Jetzt erst recht“ steht auf einem T-Shirt, „Klagt nicht, kämpft“ auf einem anderen. Schaut man an Immobilienkaufmann Fritz Räpple, noch 62 Jahre alt, hinunter, erkennt man einen denkbaren Grund für solche Parolen: Räpple steht auf seinem gesunden linken Bein – und auf einer ebenso langen Prothese. Die braucht er, seit ihm im vergangenen November urplötzlich das gesamte rechte Bein amputiert werden musste.

Sein Hausarzt hatte ihn ins Uniklinikum zum Nachschauen geschickt, erinnert sich Räpple. Eine Woche zuvor war er beim Holzholen für den heimischen Kaminofen in einen Holzschiefergetreten, der ihn seitlich in die Fußsohle gestochen hatte. Und nach einer Woche war die Wunde noch nicht besser verheilt. Blut sei ihm am UK abgenommen worden so Räpple, dann wurde es dramatisch. „Entweder wir nehmen Ihnen jetzt gleich das Bein ab und Sie überleben vielleicht oder Sie sind heute Abend tot.“ So oder so ähnlich hätten es ihm die Ärzte ins Gesicht gesagt angesichts einer bakteriellen Sepsis (Blutvergiftung), die im Körper des Unternehmers unterwegs war. Als er später wieder erwachte, sei es ihm wie in einem seltsamen Film vorgekommen. Er habe im Krankenhaus gelegen, warum, ach ja, des Beins wegen. Er tastete an sich entlang: Tatsächlich, sein rechtes Bein war weg.

„Wir nehmen es ab oder Sie sterben“

Räpple rief seine Frau an, bevor er in eine Station kam, die er „50:50-Station“ nennt. So eine Überlebenschance hatten die Ärzte ihm gegeben, diese Chance hatten alle Patienten, die hier lagen. „Phantom-Schmerzen“, erklärt Räpple, unvorstellbare Schmerzen in seinem rechten Bein, das es ja nicht mehr gab. Hätte er jetzt einen Ausschalter gehabt, hätte er seinem Leben wohl ein Ende bereitet.
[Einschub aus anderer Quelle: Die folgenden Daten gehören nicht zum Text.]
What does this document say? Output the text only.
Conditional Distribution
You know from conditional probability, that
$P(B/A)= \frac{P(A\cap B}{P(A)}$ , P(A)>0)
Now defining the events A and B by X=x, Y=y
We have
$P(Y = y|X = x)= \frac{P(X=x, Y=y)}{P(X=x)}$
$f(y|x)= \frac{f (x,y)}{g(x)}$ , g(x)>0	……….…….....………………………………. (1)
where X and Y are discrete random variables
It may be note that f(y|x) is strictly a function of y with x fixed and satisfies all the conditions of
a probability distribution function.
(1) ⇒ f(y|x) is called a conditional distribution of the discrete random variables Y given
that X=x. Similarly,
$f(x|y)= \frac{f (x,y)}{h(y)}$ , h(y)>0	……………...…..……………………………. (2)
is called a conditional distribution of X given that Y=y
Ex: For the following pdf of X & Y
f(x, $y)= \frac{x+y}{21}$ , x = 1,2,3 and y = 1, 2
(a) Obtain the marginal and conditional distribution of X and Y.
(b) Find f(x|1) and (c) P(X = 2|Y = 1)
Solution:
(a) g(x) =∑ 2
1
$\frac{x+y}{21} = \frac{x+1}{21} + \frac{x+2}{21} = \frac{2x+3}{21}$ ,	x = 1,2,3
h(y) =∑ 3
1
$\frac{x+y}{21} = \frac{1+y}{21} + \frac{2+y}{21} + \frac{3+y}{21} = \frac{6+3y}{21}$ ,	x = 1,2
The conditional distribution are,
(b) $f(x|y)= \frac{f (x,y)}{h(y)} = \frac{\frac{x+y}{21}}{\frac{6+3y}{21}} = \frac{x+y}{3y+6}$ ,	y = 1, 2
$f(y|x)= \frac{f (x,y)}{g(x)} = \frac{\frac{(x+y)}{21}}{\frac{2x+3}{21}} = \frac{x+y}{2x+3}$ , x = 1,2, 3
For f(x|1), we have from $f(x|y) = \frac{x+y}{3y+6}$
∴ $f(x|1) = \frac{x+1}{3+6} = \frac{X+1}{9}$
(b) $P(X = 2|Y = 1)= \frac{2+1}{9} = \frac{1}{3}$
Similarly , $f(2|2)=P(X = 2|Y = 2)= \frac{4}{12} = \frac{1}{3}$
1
Stattdessen ging es aufwärts, quälend langsam für Räpple. Nach zwei Monaten in der Privatklinik unter dem Krankenhausdach war der Unternehmer so weit, dass er auf Reha konnte, um das Laufen neu zu lernen. Noch einmal ging es zurück ins UK, als die Wunde aufbrach und erneut verheilen musste, dann wieder nach Ichenhausen in die Rehaklinik. Räpple spürt, dass er kein angenehmer Patient ist. Vieles geht ihm nicht schnell genug. Krank zu sein hat in Räpples Leben keinen Platz. Und sein Immobilien-Geschäft, das er in 40 Jahren aufgebaut hat, das sei sein Leben, davon wolle er nicht lassen. „Ich bin ja zum Glück am Bein und nicht am Kopf amputiert worden“, scherzt der 62-Jährige, der sich – stand heute – nicht vorstellen will, beruflich deutlich kürzer zu treten.

Und schließlich wartet da ja noch eine besondere Belohnung auf den Unternehmer: Räpples weißer Maserati. Viele Mühen habe es gekostet, eine Spezialfirma zu finden, die ihm seinen Automatik-Sportwagen TÜV-konform auf Linksfuß-Betrieb umrüstet. Jetzt ist es so weit, links neben der Bremse gibt es ein zweites Gaspedal im Fußraum des Wagens nur für ihn. Wenn alles so klappt, wie Räpple es sich vorstellt, dann müsste er dieser Tage seine lange vermissten Ausfahrten unternehmen können – zurück ins Leben.